Synchronize counter values: see Section 5.2 for a simple bootstrapping protocol, at any time the above protocol with strong freshness can be used to request the current counter value. To prevent denial of service attacks, allow transmitting the counter with each encrypted message in the above protocols, or attach another short MAC to the message that does not depend on the counter.

micro TESLA: authenticated broadcast requires an asymmetric mechanism, otherwise any compromised receiver could forge messages from the sender. How can this be done without asymmetric crypto? Introduce asymmetry through delayed disclosure of symmetric keys. Idea: base station uses MAC_K with a key unknown to sensor nodes, K is a key of a key chain (K_i = F(K_{i+1}), where F is a one-way function) through which it is committed to the base station (in a key chain, keys are self-authenticating), the key chain is revealed through delayed disclosure by the base station. The key disclosure time delay is on the order of a few time intervals and greater than any reasonable round trip time. Receiver node knows the key disclosure time. Each receiver node needs to have one authentic key of the one-way key chain as a commitment to the entire chain. Sender base station and receiver nodes are loosely time synchronized. Simple bootstrapping protocol using shared secret MAC keys, see Section 5.5.

Nodes cannot store the keys of a key chain: node may broadcast data through the base station, or uses the base station to outsource key chain management.

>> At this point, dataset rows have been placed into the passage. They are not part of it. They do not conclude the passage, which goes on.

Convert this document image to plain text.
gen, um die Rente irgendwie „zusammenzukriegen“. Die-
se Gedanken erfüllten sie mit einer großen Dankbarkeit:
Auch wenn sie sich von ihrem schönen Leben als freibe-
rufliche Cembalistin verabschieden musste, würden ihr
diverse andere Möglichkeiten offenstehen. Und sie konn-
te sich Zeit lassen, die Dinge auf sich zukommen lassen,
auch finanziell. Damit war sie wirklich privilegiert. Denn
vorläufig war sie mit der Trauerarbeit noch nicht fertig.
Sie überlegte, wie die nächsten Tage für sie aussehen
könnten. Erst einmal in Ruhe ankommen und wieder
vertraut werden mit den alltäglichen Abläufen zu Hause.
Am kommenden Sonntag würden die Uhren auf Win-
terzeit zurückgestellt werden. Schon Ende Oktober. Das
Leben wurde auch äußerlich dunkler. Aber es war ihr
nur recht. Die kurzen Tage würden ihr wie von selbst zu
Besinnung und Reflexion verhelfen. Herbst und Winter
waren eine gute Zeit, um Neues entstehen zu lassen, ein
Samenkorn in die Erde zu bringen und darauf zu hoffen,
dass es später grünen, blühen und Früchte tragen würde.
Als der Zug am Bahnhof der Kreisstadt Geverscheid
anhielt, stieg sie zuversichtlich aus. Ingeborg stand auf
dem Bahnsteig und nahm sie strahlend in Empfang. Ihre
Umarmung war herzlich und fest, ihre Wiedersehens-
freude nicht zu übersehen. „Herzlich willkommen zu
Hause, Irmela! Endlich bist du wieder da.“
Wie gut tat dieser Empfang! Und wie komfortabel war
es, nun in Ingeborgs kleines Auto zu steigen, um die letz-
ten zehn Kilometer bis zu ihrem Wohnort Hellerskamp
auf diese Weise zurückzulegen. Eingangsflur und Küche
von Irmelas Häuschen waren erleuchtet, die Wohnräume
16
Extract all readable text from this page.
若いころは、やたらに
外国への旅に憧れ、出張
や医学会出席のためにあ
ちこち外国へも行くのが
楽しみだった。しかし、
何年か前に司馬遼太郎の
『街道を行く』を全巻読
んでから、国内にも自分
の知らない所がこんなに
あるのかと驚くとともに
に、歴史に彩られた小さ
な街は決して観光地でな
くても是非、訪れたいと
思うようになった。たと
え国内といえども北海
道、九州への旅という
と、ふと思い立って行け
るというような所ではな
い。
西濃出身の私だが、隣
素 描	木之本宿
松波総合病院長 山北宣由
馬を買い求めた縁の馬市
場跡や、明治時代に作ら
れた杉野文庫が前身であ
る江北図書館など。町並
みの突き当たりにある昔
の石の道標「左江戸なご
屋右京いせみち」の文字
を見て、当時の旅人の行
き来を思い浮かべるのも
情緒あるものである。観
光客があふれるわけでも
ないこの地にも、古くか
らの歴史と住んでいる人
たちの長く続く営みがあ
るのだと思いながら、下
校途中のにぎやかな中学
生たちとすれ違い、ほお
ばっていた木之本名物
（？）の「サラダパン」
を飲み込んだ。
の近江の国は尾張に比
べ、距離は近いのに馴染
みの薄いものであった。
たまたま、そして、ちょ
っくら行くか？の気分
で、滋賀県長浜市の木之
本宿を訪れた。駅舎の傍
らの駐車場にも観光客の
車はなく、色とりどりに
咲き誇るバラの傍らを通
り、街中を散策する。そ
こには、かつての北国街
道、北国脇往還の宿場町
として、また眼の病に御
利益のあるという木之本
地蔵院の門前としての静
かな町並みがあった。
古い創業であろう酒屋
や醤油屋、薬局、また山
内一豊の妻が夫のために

Key setup: master key shared by the base station and node. How do we do key distribution? There has been a lot of research providing solutions that have good resilience, connectivity, and scalability. Controversial solution: Key infection; bootstrapping does not need to be secure, it is about security maintenance in a stationary network. Idea: transmit symmetric keys in the clear and use secrecy amplification (and other mechanisms). In secrecy amplification two nodes A and B use a third neighboring node C to set up communication between A and B. This communication channel is protected by keys K_{A,C} and K_{C,B}. It is used to exchange a nonce N. A and B replace their key K_{A,B} by H(K_{A,B}||N) and verify whether they can use this new key. If K_{A,B} is know to an adversary, but keys K_{A,C} and K_{C,B} are not, then the adversary cannot extract the new K_{A,B}! This solution has been proposed for the battlefield management application.

Related topics: RFID tags, social networks, TinyDB.